Kolejna grupa Żółtowskich wybrała inną trasę, a mianowicie pojechała do Czaplinka, gdzie na skraju miasta powstał „Sławogród”. To współczesna rekonstrukcja średniowiecznego grodu zbudowana przez mieszkańca Czaplinka Michała Ulińskiego. Mogliśmy przenieść się w te odległe czasy – pokazano nam jak mieszkali, jakich sprzętów używali ówcześni ludzie. Mogliśmy strzelać z łuku (co mnie ostatnio pasjami zajmuje), rzucać włócznią do celu, sami wybijać monety w pracowni mincerza, a także własnoręcznie wyrabiać ciasto i piec podpłomyki. Najwięcej emocji wzbudzał mecz pięcioosobowych drużyn, rozegrany przy użyciu drewnianych pałek i kilku drewnianych klocków. Moja córka Anna udokumentowała ten mecz „ukrytą kamerą”. Na filmie widać zaciętą walkę oraz „krew, pot i łzy zawodników”. Ktoś z przegranej drużyny, chcąc zmniejszyć gorycz porażki, rzucił od niechcenia: „Eee tam, głupia gra!”
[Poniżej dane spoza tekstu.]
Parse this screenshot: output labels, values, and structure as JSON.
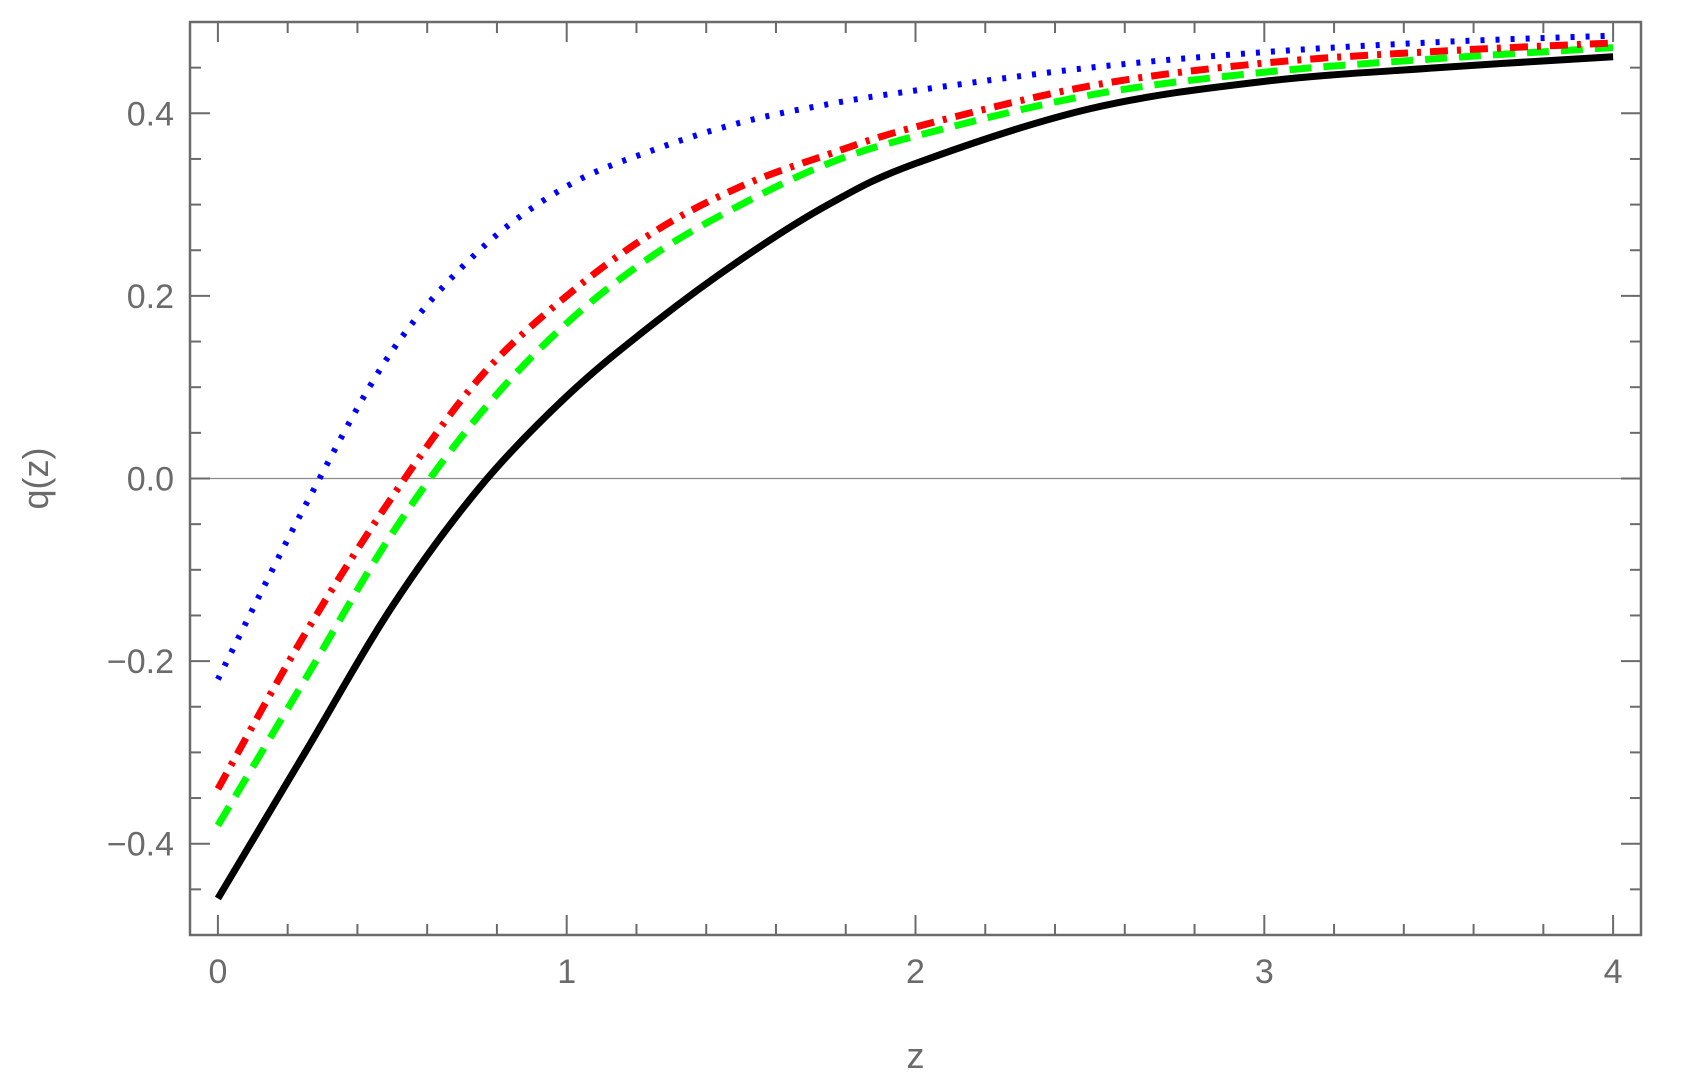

Z Czaplinka piękną drogą wśród lasów i jezior pojechaliśmy do „miasta, które przeszło do cywila” – Bornego Sulinowa. Najpierw od lat 30. XX w. ćwiczyli na miejscowym poligonie Niemcy – artylerzyści i czołgiści. To dla nich zbudowano koszarowe miasteczko Gross Born (wielkie źródło). Kolejnym po Wehrmachcie użytkownikiem poligonu i miasta została Armia Radziecka. Polacy nie wiedzieli o istnieniu Bornego Sulinowa, nie było go na mapach ani w dokumentacji ewidencji gruntów. Nie podlegający polskiemu prawu obszar obejmował ponad 18 tys. ha. Teren tej militarnej enklawy był pilnie strzeżony. Gdy w końcu 1992 r. wyjechał ostatni transport żołnierzy – już rosyjskich – okazało się, że naszej ojczyźnie przybyło całkiem spore miasto. Obecnie Borne Sulinowo ma już około pięciu tysięcy cywilnych mieszkańców przybyłych tu z całej Polski.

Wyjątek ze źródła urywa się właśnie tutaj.